Car Wash Architecture

A look at the birth of Googie-style unique futurist architecture used in car washes in California and across the US.

In trying to understand the various types of car washes I have seen over the years, I have run into various descriptions of the type of architecture (including Googie of all names), but the architect is often labeled as “anonymous”. The term Googie turns out to be the name of a coffee shop in Los Angeles designed by of all people John Lautner, also shown below (Googie being a nickname of Lilian Burton, co-owner of the coffee shop).

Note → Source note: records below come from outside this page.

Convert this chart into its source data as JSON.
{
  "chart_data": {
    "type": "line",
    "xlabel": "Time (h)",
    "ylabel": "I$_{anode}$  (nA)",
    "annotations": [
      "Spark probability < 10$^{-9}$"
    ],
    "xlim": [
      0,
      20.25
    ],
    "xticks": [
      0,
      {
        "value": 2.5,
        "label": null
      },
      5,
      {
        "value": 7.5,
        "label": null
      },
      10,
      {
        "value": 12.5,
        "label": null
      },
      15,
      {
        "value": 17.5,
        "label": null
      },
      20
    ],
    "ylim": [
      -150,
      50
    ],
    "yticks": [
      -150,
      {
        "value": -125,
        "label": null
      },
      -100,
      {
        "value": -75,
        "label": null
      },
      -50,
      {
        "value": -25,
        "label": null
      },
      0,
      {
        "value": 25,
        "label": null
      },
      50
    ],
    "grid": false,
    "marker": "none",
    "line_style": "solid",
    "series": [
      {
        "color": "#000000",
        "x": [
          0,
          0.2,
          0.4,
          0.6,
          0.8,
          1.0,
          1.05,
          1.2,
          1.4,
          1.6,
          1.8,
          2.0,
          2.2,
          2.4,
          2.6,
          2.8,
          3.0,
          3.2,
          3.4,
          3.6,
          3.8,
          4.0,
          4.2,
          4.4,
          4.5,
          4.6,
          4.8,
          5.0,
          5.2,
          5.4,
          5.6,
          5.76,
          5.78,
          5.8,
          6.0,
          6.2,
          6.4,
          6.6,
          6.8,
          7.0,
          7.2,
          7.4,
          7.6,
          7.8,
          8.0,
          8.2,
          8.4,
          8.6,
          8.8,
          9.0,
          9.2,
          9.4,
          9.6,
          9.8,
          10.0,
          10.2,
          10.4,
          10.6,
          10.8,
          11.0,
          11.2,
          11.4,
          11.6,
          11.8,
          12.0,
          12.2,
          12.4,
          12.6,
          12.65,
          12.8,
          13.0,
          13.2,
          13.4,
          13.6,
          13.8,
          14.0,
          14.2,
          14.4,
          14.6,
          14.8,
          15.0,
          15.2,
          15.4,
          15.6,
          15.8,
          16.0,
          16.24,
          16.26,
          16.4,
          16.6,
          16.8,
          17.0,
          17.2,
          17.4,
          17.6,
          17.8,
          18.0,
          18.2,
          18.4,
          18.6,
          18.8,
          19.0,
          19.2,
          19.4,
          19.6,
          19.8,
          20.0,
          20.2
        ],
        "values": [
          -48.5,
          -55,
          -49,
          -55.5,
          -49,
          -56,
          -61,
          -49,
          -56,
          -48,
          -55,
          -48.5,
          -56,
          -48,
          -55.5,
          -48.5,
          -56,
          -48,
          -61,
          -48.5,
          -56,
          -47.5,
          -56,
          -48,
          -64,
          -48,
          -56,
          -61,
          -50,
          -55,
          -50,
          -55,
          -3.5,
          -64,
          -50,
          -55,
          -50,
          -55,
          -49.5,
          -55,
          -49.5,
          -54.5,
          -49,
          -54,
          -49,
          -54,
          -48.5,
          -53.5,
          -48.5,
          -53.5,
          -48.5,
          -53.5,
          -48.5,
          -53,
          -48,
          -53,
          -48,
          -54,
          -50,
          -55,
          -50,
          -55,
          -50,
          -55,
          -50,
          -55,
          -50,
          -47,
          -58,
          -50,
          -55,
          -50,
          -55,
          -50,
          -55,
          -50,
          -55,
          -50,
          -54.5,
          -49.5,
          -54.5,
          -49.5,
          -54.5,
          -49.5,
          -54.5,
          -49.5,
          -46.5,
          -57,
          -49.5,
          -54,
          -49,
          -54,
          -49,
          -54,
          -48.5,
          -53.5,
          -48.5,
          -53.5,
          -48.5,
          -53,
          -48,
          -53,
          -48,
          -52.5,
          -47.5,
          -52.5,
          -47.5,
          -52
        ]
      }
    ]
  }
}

Googie's Coffee Shop, Los Angeles, CA

John Lautner designed Googie’s Coffee Shop on Sunset Boulevard in 1949 when he was not so well known. This set off the so called Googie Car Wash design subcategory of architecture. Lautner went on later to design the very famous Goldstein house in Los Angeles, featured in various commercials and movies. Lautner also designed the Silvertop residence, shown below.

In 1952 Douglas Haskell, the then editor of House and Home magazine, and the famous architectural photographer Julius Shulman came upon Googie and pronounced it the “new thing”.  Haskell mocked Googie as trashy roadside architecture in editorials in House and Home magazine, ten years before Robert Venturi celebrated instead of mocked pop culture and roadside architecture in his 1964 book Complexities and Contradictions in Architecture and in his 1970 book Learning from Las Vegas. These two books took a different stance on what Haskell lampooned in 1952. Eero Saarinen was even influenced by Googie and demonstrated flair in his TWA Terminal at LaGuardia with a derivation of the coffee shop style labeled Populuxe design.

As a result, Googie style car washes popped up in 1963, including the 5 Points Car Wash in Whittier, California.

5 Points Car Wash top left (1963) and bottom (2017)

After 1963 this archetype spread all over California. From San Diego to the Bay Area several car washes were designed in this manner. There are at least 2 remaining on the Peninsula south of San Francisco: one in Redwood City and one in Santa Clara at 3455 El Camino Real.

Car wash in Santa Clara, CA

After 5 Points Car Wash made its debut, the Googie style spread even further. Below are various car washes throughout California and the US.

It is interesting what John Lautner initiated in 1949 and how it turned into a space age futuristic aesthetic. Most of these car washes are gone now, but the few remaining ones are starting to be recognized, as in the examples in Whittier and Inglewood, California.